Peck Speaks at California Conference on Underfunding of the Courts January 13, 2015

January 15th, 2015

CCL President Robert S. Peck called the chronic underfunding of state courts throughout the United States a profound constitutional issue and economically shortsighted at a one-day conference held by the RAND Institute for Civil Justice (ICJ) in Santa Monica, California January 12. The conference attracted legal and court leaders from throughout the country, exploring better ways to assure adequate funding for the courts.

An opening panel at the conference, "Discount Justice: State Court Budgeting in an Era of Fiscal Austerity," included Minnesota Chief Justice Lorie Gildea, Los Angeles Presiding Judge Carolyn Kuhl, and National Center for State Courts President Mary McQueen focusing on the depth of the problem and the various ways that courts have attempted to address it. Funding cuts have devastated the California courts, worse than other states, resulting in closed courthouses and courtrooms, employee layoffs and furloughs, trial delays, and an undermining of court modernization programs.
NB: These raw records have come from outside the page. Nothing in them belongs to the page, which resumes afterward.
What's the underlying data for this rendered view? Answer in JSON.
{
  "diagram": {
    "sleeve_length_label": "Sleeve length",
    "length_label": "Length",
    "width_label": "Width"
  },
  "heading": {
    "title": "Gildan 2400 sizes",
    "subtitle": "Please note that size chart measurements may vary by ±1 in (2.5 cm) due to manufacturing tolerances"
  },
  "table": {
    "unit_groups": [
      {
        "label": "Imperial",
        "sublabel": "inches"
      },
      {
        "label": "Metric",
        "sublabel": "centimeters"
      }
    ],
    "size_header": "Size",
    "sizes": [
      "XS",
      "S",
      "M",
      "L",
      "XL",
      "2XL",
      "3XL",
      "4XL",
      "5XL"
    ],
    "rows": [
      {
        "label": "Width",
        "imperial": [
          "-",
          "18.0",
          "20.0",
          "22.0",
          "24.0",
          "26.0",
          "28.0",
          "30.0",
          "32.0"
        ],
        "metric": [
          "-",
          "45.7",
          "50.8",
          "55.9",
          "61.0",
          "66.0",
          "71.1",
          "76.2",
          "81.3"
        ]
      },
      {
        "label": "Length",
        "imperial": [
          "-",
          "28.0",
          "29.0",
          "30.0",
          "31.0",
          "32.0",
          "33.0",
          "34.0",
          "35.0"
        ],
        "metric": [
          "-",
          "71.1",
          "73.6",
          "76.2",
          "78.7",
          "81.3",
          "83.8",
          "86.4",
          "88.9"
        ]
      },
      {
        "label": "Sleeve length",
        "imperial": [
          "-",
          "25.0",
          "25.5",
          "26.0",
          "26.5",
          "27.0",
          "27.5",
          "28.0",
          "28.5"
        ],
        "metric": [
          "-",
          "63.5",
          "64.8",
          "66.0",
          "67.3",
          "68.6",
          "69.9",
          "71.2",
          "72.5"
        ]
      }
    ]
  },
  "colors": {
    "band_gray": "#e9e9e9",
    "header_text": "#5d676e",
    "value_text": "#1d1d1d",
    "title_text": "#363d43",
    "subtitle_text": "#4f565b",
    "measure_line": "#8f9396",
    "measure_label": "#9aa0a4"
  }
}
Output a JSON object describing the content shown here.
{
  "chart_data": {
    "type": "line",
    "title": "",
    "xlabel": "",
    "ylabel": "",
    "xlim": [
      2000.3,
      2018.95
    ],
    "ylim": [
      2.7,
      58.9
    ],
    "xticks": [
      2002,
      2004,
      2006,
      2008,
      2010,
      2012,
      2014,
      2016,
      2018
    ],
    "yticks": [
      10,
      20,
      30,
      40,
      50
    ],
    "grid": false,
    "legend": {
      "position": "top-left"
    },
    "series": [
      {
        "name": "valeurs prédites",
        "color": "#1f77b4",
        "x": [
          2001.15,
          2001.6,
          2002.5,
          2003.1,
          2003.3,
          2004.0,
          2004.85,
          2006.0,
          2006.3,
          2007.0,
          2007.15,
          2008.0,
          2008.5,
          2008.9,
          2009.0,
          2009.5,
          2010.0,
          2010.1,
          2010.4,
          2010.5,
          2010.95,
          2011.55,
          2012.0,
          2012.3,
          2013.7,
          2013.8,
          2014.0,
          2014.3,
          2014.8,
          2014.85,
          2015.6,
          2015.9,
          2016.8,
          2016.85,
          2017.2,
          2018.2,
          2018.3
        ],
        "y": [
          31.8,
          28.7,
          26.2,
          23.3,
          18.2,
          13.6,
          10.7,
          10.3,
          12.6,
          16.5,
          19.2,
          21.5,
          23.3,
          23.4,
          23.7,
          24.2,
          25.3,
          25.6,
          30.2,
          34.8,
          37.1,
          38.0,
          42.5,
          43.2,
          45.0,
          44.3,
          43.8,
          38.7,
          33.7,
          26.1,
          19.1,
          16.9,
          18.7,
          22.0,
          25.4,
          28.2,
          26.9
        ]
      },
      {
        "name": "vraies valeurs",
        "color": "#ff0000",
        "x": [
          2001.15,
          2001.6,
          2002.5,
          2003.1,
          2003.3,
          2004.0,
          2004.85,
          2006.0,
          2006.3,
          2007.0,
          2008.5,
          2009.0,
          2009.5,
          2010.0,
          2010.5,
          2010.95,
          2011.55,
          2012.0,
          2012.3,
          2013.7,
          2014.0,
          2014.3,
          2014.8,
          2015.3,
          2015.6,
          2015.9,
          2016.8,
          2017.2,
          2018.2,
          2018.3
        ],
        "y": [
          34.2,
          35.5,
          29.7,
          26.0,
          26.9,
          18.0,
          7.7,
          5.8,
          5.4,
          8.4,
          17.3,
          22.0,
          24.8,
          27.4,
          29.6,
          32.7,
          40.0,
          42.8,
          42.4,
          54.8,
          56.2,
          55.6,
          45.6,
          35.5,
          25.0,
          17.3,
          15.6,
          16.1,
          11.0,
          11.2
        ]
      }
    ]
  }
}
Peck spoke as part of a panel on constitutional issues raised by the cuts, with New York Chief Judge Jonathan Lippman and California lawyer Donna Melby. The panel agreed that a legal challenge was a last resort, but that precedent supported the courts. Peck described some of the past lawsuits over court funding, noting that the early 1970s were a high-water mark for challenges to underfunding. He noted that litigants, the bar, as well as judges, had standing to bring such actions, which were often premised on due process, separation of powers, and the courts' own inherent powers.

During a luncheon conversation, California Chief Justice Tani Cantil-Sakauye talked about the hardships effected by the cuts, the efficiencies that California has instituted to limit their impact, and the plans for the future when new economic hard-times are likely to hit.

Afternoon panels focused on the available and relevant research, as well as court services that may need to be abandoned or curtailed. Former ABA President Bill Robinson delivered a stem-winding keynote speech that reminded the audience that without funding, there is no law and no justice.

Peck, who serves as chair of the board of overseers for the co-sponsor ICJ, gave closing remarks that emphasized the continuing challenges ahead and the need to engage the broader public. The conference was also cosponsored by UCLA law school.